Drop-on-demand inkjet printing systems eject ink droplets from printhead nozzles in response to pressure pulses generated within the printhead by either piezoelectric devices or thermal transducers, such as resistors. The ejected ink droplets, commonly referred to as pixels, are propelled to specific locations on an image receiving member where each ink droplet forms a spot on the member. The printheads include a faceplate having a plurality of droplet ejecting nozzles and a plurality of ink containing channels, typically one channel for each nozzle, which interconnect an ink reservoir in the print head with the nozzles.
In a typical piezoelectric inkjet printing system, the pressure pulses that eject liquid ink droplets are produced by applying an electric pulse to the piezoelectric devices, one of which is located within each of the inkjet channels. Each piezoelectric device is individually addressable to enable a firing signal to be generated and delivered for each piezoelectric device. The piezoelectric device deforms in response to receiving the firing signal, pressurizing a volume of liquid ink adjacent the piezoelectric device. As the ink is pressurized in a selected channel, a quantity of ink is displaced from the channel and a droplet of ink is mechanically ejected from the nozzle. The ejected droplets form an image on the image receiving member opposite the printhead. The respective channels from which the ink droplets are ejected are refilled by capillary action from an ink supply.
In some printers, the image receiving member is a rotating drum or belt coated with a release agent and the ink is a phase-change ink, which is solid at room temperature and transitions to a liquid phase at an elevated temperature. The printhead ejects droplets of liquid phase-change ink onto the rotating image receiving member to form an image, which is then transferred to a recording medium, such as paper. A drum maintenance unit or other release agent applicator prepares the image receiving member for receipt of the ejected ink by applying a layer of release agent to an imaging area on the image receiving member. The layer of release agent on the image receiving member forms a surface on which the ink image is formed and facilitates the transfer of the ink image from the receiving member to a recording medium. The transfer is generally conducted in a nip formed by the rotating image member and a rotating pressure roller, which is also known as a transfix roller. As the recording medium is transported through the nip, the fully formed image is transferred from the image receiving member to the recording medium and concurrently fixed thereon.

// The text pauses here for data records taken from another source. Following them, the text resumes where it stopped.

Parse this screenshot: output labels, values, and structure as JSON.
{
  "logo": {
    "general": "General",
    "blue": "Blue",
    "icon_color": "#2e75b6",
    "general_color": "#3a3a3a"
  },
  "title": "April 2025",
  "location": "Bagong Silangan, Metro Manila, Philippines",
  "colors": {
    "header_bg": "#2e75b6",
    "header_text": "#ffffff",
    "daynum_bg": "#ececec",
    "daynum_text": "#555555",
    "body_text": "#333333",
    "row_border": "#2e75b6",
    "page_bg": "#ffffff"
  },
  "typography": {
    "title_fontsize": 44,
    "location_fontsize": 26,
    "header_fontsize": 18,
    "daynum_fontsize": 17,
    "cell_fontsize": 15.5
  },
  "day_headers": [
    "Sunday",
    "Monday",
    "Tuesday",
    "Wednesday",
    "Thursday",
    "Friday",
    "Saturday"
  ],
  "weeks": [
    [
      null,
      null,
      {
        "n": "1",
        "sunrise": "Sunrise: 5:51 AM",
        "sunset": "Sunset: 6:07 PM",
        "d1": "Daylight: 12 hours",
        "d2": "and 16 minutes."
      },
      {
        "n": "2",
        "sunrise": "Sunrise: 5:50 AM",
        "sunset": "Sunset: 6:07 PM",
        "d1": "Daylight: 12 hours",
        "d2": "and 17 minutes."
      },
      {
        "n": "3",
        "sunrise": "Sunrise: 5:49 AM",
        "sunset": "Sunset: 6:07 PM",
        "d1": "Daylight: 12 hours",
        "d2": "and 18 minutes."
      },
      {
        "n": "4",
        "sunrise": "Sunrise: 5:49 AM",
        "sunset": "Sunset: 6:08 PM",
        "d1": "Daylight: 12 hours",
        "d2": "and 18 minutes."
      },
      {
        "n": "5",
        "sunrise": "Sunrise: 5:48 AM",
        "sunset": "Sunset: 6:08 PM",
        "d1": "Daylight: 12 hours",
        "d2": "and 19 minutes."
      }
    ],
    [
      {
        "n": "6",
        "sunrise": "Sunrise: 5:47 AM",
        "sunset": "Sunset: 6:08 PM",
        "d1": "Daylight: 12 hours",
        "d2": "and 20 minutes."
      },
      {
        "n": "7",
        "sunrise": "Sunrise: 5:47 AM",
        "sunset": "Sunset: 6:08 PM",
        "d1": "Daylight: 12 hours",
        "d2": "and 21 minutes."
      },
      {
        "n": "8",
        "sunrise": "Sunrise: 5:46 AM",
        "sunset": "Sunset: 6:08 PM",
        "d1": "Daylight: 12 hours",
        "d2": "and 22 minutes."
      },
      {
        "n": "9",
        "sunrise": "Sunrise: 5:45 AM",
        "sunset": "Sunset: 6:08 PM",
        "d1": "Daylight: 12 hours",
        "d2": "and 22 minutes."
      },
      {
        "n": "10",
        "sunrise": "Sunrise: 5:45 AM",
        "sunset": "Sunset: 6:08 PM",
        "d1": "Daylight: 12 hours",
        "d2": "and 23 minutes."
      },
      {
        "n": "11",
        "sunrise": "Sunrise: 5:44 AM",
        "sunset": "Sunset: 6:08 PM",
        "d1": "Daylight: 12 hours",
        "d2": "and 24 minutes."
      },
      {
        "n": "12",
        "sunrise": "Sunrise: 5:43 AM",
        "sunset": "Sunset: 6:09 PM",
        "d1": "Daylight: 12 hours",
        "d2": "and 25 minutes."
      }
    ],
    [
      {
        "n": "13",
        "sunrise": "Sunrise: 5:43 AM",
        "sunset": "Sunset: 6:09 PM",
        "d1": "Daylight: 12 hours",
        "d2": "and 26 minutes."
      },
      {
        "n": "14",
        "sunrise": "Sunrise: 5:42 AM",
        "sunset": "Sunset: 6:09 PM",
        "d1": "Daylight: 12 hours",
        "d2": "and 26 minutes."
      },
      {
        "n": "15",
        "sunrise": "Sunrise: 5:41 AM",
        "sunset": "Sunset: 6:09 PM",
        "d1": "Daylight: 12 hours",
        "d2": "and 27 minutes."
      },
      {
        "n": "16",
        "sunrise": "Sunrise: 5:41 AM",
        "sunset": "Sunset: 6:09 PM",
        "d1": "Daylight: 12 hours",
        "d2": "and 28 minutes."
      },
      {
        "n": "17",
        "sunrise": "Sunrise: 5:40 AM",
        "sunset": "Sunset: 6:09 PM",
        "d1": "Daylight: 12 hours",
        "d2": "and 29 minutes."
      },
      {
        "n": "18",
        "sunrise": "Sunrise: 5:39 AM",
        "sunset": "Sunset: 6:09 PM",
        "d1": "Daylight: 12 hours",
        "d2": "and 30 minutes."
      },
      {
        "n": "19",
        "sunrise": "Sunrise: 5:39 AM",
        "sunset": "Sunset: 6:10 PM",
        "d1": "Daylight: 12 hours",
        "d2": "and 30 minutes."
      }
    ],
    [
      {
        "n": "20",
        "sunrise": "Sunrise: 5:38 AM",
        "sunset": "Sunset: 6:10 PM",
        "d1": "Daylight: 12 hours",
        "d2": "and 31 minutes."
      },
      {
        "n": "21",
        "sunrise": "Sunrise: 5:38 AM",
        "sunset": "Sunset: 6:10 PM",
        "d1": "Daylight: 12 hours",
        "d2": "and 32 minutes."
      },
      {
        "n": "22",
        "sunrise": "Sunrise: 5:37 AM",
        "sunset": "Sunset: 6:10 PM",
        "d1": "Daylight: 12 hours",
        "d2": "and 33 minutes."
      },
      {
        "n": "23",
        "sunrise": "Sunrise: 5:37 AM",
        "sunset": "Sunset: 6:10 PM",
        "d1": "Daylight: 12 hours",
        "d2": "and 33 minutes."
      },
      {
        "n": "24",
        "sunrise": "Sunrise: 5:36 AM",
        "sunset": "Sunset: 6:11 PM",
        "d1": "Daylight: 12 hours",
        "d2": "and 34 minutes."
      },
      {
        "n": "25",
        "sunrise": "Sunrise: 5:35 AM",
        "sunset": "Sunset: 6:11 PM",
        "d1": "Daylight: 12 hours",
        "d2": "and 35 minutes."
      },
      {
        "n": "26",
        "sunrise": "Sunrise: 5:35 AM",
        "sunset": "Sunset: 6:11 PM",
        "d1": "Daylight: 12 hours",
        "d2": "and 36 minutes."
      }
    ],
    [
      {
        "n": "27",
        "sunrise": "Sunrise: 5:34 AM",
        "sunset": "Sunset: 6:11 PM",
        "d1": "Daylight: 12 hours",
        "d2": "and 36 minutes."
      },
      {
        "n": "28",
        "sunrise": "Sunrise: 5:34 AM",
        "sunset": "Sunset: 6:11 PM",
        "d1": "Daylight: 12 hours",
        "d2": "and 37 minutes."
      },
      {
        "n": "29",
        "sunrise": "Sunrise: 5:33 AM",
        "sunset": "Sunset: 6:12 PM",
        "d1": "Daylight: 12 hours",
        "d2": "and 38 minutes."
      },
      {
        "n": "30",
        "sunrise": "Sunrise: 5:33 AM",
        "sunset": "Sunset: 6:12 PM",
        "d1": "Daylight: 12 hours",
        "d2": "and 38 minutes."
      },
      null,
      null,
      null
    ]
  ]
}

This technique of using heat and pressure at a nip to transfer and fix an image to a recording medium passing through the nip is typically known as “transfixing.”
The time required for image generation and transfer is controlled in an indirect printer by the frequency at which the inkjet ejectors can be operated, the overhead operations required to prepare the image receiving member and transfer the image from the image receiving member to recording media, and the number of revolutions of the image drum required for these processes. Reducing the number of revolutions of the image receiving member needed for each print can reduce the time required to print an image. Thus, printing in a manner that reduces the number of revolutions of the image receiving member would be beneficial to improved printer throughput.